Fuks also noted that Illumina methylation arrays, such as the legacy 450K, or the newer Illumina MethylationEPIC BeadChip, which contains 850,000 markers, remain the favored technology for genome-wide analysis.

"It may be surprising that we still use microarrays in the era of next-generation sequencing, but as a matter of fact, for DNA methylation profiling, the most widely used technology so far is still DNA methylation microarrays," Fuks said.

And despite the vast amount of data generated using the arrays, Fuks and his team settled on a relatively small panel of five markers as its final signature. "The combination of these five gave us as good data as a longer list," he said. "That's why we went with these."

In the paper, the team maintained that the scores from the 5-marker, "methylation of TIL" (MeTIL) signature could be correlated with endpoints "reflecting overall or disease-free survival and a pathologic complete response" to preoperative anthracycline therapy in three breast cancer cohorts from the Jules Bordet Institute in Brussels.

Specifically, they reported that their markers predicted survival and response to chemotherapy in among different breast cancer subtypes better than histopathological assessment of TILs or gene expression–based immune markers did.

"By comparing the pathologies of the different subtypes with our MeTIL scores, we were able to quantify the number of TILs in a more accurate manner," said Fuks. "That's how we wound up with these assertions."

The team also looked at the signature in other cancer types from The Cancer Genome Atlas, where the MeTIL signature also improved the prediction of survival in other malignancies, including melanoma and lung cancer. Fuks said the results have encouraged his team to study the application of its signature in those indications.

"Clearly, we would like to go into other cancers, into melanoma, or lung," said Fuks. "We may want to go into other kinds of [cancer] treatments," he said, "but the current focus is on breast cancer."

According to Fuks, a test to predict the benefit from anthracycline chemotherapy in breast cancer is needed in Belgium, where roughly 10,000 women are diagnosed with the disease each year. It remains the leading cause of cancer death among women, only some of whom benefit from chemotherapy.

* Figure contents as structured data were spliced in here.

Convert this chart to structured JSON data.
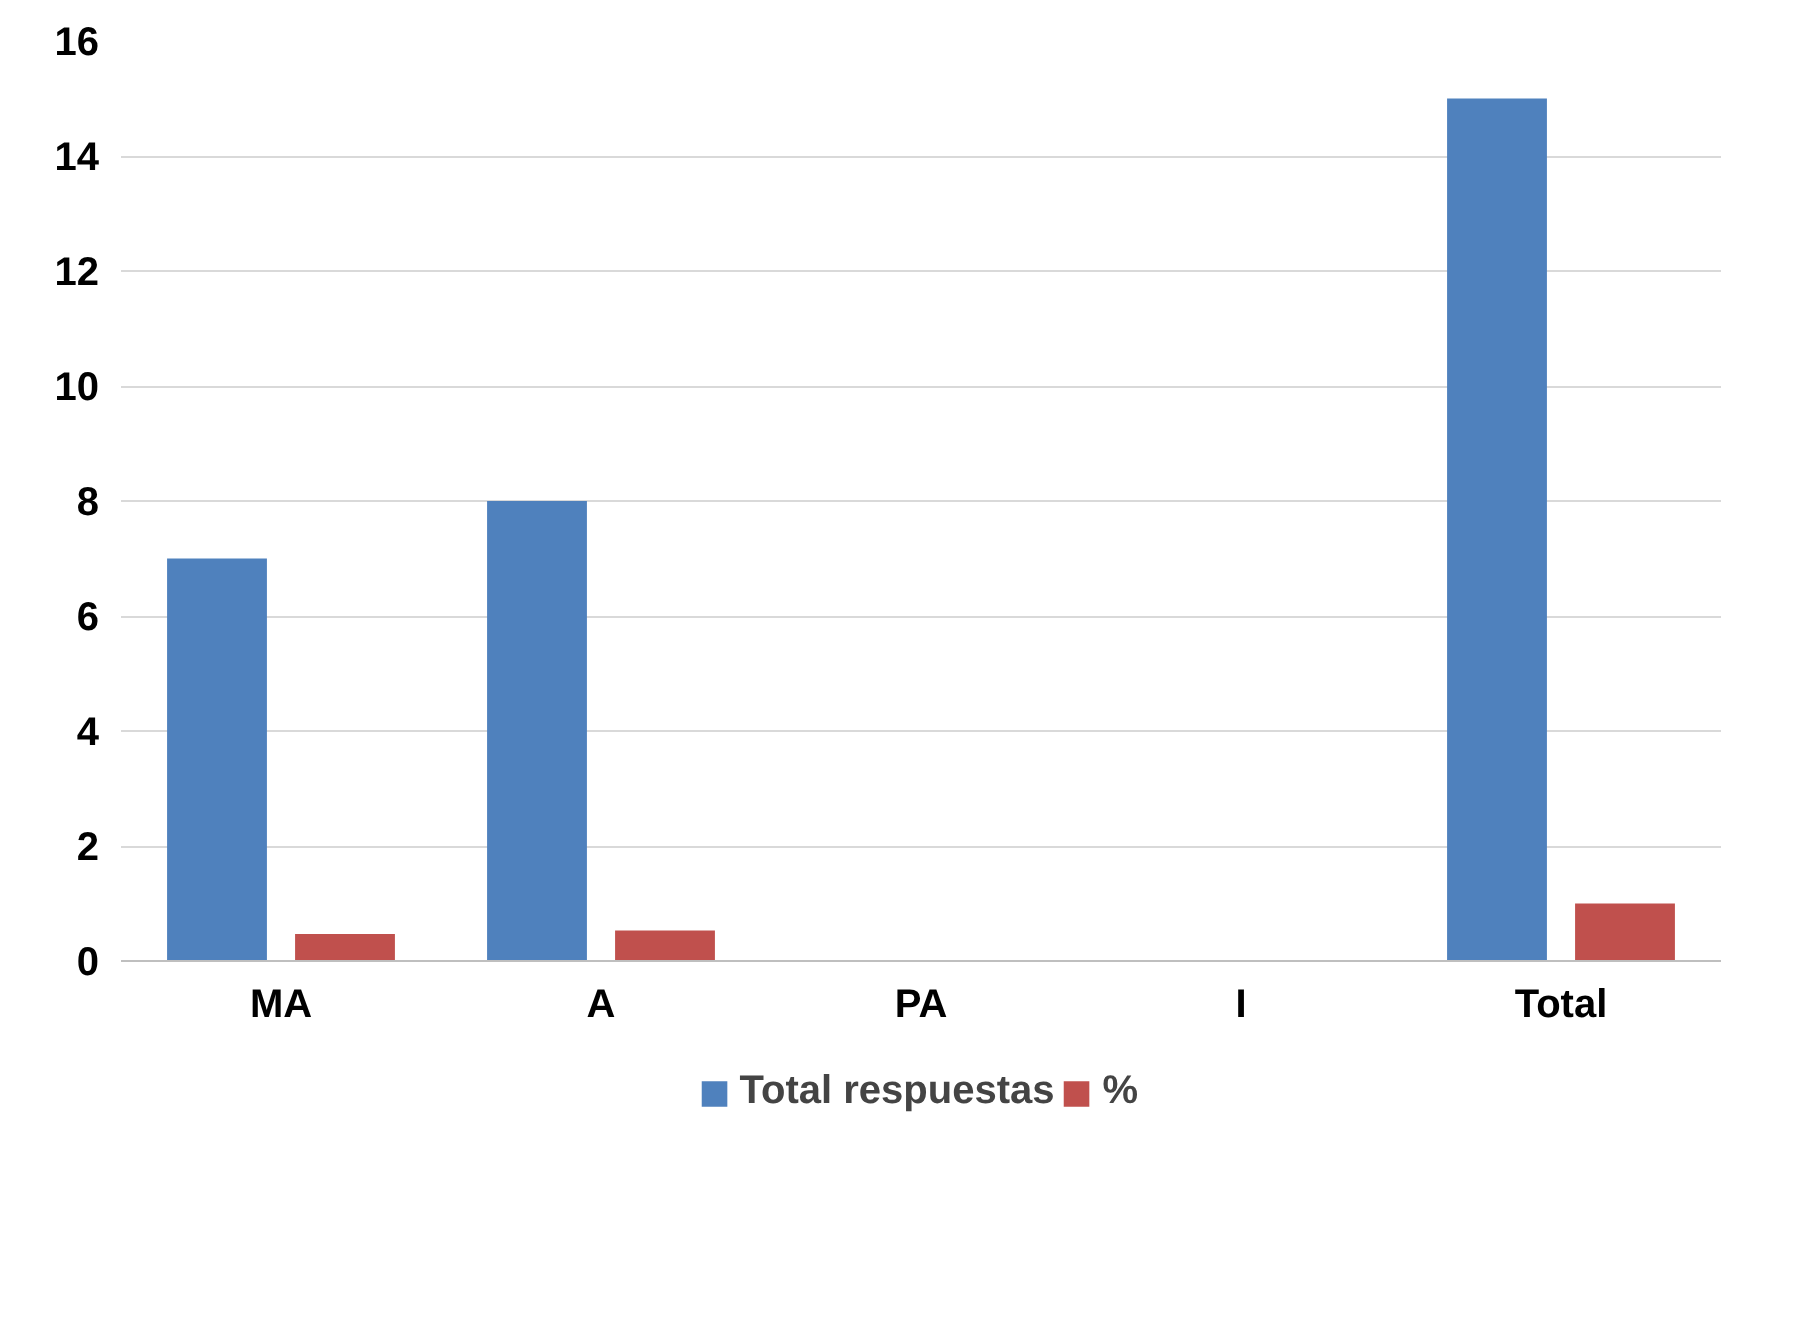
{
  "chart_data": {
    "type": "bar",
    "categories": [
      "MA",
      "A",
      "PA",
      "I",
      "Total"
    ],
    "series": [
      {
        "name": "Total respuestas",
        "color": "#4f81bd",
        "values": [
          7,
          8,
          0,
          0,
          15
        ]
      },
      {
        "name": "%",
        "color": "#c0504d",
        "values": [
          0.47,
          0.53,
          0,
          0,
          1
        ]
      }
    ],
    "ylim": [
      0,
      16
    ],
    "yticks": [
      0,
      2,
      4,
      6,
      8,
      10,
      12,
      14,
      16
    ],
    "grid": "y",
    "legend": "bottom"
  }
}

By partnering with Diagenode, the hope is that European oncologists will be able to use the MeTil signature to select the best treatment for their patients with breast cancer.

Schoemans noted, though, that the current project is funded to produce a breast cancer assay for the European market. Upon its completion, the company would like to make the kit available in the US, where it has launched a number of FDA-cleared kits.

He also said that the avenue for selling the test is "still a bit open," and that the company is interested in working with a partner that could assist in marketing the product.

"This market is very different from infectious disease, and very different from the epigenetic research market," he said. "It will require investments."

He also said that the company has not selected a definite platform for the test. Instead, the initial kit would be manufactured so that it could be used "in any hospital or clinic on two or three of the most widely used platforms," he said.

The MeTIL signature is not the only project underway as Diagenode seeks to build its new methylation testing business. The company also recently received finding to develop an epigenetics-based thyroid cancer diagnostic.

Diagenode and partners at the Austrian Institute of Technology and Platomics, an Austrian R&D company, received €1.5 million in EU funding last year to carry out the project over the next three years. 

Similar to its work with U-CRC, as part of the consortium, Diagenode will seek to develop a set of DNA methylation markers into a kit that will be tested in a proof-of-principle study. Diagenode and its partners will also develop an end product, with the design, manuals, software, and quality assurance necessary for CE-IVD marking.